A. Shareholder is a holder of record and the beneficial owner (within the meaning of Rule 13d-3 under the Securities Exchange Act of 1934, as amended) of the number of issued and outstanding shares of common stock, par value $0.01 per share (each, a Share and, together, the Shares), of Carrizo Oil & Gas, Inc., a Texas corporation (the Company), as set forth on Schedule A hereto.
B. Parent and the Company are entering into an Agreement and Plan of Merger of even date herewith (as may be amended, the Merger Agreement), which provides (subject to the conditions set forth therein) for, among other things, the merger of the Company into Parent (the Merger).
C. In the Merger, each outstanding Share issued and outstanding immediately prior to the Effective Time shall be converted into and will thereafter represent the right to receive from Parent the number of shares of Parent common stock, par value $0.01, as provided by the Exchange Ratio in the Merger Agreement.
D. Shareholder is entering into this Agreement in order to induce Parent to enter into the Merger Agreement and cause the Merger to be consummated.
The parties to this Agreement, intending to be legally bound, agree as follows:
SECTION 1. CERTAIN DEFINITIONS
For purposes of this Agreement:
(a) The capitalized terms used but not otherwise defined in this Agreement have the meanings assigned to such terms in the Merger Agreement.
(b) Expiration Date shall mean the earliest of: (i) the date on which the Company Common Shareholder Approval is obtained, (ii) the time and date in which the Merger Agreement is validly terminated in accordance with its terms, (iii) the occurrence of a Company Adverse Recommendation Change made by the Company Board of Directors in compliance with the terms of the Merger Agreement in connection with a Company Superior Proposal, and (iv) termination of this Agreement by mutual written consent of Shareholder and Parent.
(c) Shareholder shall be deemed to Own or to have acquired Ownership of a security if Shareholder: (i) is the record owner of such security; or (ii) is the beneficial owner (within the meaning of Rule 13d-3 under the Exchange Act) of such security.
(d) Subject Securities shall mean: (i) all securities of the Company (including all Shares and all options, Company Restricted Stock, Company Performance Shares, Company RSUs, Company SARs (to the extent payable in Shares), warrants and other rights to acquire Shares) Owned by Shareholder as of the date of this Agreement; and (ii) all additional securities of the Company (including all additional Shares and all options, Company Restricted Stock, Company Performance Shares, Company RSUs, Company SARs (to the extent payable in Shares), warrants and other rights to acquire Shares) of which Shareholder acquires Ownership during the Voting Period.

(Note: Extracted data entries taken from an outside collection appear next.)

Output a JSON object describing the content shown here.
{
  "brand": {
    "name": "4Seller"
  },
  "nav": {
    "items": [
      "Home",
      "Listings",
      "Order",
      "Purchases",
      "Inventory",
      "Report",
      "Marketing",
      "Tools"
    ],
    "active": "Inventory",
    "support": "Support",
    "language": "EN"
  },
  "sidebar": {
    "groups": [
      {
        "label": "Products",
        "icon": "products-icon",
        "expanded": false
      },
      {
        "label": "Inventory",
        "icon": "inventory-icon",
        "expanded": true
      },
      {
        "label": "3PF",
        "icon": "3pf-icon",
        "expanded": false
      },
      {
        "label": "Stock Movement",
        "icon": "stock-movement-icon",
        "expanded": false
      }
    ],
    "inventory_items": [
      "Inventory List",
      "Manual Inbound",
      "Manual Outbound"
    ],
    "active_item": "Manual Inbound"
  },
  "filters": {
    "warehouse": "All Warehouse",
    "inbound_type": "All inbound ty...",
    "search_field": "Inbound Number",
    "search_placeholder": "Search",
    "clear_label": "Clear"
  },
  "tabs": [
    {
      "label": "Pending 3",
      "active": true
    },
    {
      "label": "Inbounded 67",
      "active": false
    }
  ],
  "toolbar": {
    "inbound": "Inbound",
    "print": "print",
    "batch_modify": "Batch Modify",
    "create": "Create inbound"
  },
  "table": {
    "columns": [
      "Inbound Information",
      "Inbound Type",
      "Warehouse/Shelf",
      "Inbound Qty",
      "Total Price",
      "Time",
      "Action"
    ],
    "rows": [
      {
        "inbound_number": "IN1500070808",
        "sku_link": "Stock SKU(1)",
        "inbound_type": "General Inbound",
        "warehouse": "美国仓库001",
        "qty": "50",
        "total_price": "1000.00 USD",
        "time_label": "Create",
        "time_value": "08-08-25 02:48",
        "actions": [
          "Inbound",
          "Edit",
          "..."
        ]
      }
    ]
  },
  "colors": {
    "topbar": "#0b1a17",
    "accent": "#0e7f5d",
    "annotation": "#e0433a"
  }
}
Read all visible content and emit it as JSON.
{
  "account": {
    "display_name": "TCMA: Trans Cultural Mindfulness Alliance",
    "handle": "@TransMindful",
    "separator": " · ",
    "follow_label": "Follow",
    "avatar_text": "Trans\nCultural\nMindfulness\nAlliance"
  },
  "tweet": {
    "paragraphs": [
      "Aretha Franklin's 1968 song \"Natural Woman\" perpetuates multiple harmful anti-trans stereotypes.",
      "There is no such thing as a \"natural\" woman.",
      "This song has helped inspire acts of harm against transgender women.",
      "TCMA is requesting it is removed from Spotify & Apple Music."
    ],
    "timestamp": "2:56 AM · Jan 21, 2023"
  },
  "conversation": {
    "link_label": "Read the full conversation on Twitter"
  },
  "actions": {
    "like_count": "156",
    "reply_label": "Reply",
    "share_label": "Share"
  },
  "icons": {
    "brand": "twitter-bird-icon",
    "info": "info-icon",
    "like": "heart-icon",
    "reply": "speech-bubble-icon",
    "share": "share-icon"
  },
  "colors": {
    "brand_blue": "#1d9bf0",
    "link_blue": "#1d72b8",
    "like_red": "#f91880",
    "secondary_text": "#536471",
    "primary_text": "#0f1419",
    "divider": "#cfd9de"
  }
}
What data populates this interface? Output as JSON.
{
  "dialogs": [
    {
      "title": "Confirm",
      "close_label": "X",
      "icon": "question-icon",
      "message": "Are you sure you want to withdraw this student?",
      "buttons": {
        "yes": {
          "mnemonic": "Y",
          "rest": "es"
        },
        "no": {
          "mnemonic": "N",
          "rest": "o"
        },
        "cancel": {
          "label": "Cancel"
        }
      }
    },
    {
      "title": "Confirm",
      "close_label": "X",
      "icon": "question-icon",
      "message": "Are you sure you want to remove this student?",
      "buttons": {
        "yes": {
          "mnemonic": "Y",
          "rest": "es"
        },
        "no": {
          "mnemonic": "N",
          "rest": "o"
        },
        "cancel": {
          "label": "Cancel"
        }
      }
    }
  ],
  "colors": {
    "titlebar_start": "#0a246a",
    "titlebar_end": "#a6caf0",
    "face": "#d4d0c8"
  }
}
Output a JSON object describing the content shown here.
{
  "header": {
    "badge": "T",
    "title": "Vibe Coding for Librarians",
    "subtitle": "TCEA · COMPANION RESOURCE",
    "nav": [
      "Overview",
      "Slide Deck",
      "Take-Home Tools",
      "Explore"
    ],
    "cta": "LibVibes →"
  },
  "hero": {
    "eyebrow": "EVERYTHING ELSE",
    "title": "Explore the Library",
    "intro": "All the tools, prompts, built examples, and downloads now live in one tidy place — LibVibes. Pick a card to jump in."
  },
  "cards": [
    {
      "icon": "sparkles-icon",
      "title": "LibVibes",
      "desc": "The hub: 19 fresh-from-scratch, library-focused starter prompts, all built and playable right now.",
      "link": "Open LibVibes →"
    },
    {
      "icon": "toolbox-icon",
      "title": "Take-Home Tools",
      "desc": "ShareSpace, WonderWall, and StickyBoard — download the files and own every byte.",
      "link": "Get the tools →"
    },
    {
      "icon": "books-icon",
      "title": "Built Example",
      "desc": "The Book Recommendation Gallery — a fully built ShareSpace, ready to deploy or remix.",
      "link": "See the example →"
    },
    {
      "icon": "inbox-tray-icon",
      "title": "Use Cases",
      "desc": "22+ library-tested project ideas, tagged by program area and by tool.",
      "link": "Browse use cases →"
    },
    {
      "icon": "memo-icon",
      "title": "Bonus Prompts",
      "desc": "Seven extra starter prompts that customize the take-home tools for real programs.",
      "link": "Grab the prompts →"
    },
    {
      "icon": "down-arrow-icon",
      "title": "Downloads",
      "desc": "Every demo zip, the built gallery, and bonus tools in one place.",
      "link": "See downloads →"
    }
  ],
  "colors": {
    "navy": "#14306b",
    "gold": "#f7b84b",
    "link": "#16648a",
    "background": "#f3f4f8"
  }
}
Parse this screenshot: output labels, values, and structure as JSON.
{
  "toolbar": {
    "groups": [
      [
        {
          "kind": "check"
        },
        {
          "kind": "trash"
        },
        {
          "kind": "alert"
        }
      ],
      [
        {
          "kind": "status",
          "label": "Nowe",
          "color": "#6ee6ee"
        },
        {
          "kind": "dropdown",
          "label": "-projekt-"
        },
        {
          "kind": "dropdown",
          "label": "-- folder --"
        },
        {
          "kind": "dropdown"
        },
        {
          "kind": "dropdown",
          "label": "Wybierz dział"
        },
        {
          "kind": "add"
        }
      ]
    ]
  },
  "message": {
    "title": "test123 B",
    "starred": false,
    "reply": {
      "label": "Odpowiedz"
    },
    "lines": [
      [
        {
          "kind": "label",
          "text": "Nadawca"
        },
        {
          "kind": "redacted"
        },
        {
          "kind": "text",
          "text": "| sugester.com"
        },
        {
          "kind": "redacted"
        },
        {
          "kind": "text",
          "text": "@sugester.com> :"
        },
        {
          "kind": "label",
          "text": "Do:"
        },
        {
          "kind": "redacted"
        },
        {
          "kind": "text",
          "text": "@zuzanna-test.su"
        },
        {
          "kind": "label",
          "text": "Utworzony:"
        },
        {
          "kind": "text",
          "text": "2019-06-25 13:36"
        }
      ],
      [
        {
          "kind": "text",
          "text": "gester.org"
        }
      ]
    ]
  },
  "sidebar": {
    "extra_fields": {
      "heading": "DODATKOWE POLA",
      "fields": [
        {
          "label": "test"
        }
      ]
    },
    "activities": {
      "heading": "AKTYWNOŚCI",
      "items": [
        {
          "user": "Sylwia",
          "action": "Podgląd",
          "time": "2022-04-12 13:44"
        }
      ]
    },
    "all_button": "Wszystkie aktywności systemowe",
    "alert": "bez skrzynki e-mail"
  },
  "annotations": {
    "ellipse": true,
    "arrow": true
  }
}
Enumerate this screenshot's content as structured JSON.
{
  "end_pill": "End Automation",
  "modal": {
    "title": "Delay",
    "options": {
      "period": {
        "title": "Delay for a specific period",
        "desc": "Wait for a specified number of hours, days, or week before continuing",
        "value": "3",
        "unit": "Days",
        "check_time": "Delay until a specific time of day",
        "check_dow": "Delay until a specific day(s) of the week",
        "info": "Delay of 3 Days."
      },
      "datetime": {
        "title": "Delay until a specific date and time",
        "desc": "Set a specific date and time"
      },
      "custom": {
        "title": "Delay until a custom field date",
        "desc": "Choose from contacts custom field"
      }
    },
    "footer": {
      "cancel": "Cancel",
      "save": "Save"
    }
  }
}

(e) A person shall be deemed to have a effected a Transfer of a security if such person directly or indirectly: (i) sells, pledges, encumbers, grants an option with respect to, transfers or disposes of such security or any interest in such security to any person other than Parent; (ii) enters into an agreement or commitment contemplating the possible sale of, pledge of, encumbrance of, grant of an option with respect to, transfer of or disposition of such security or any interest therein to any person other than Parent; or (iii) reduces such persons beneficial ownership of or interest in such security.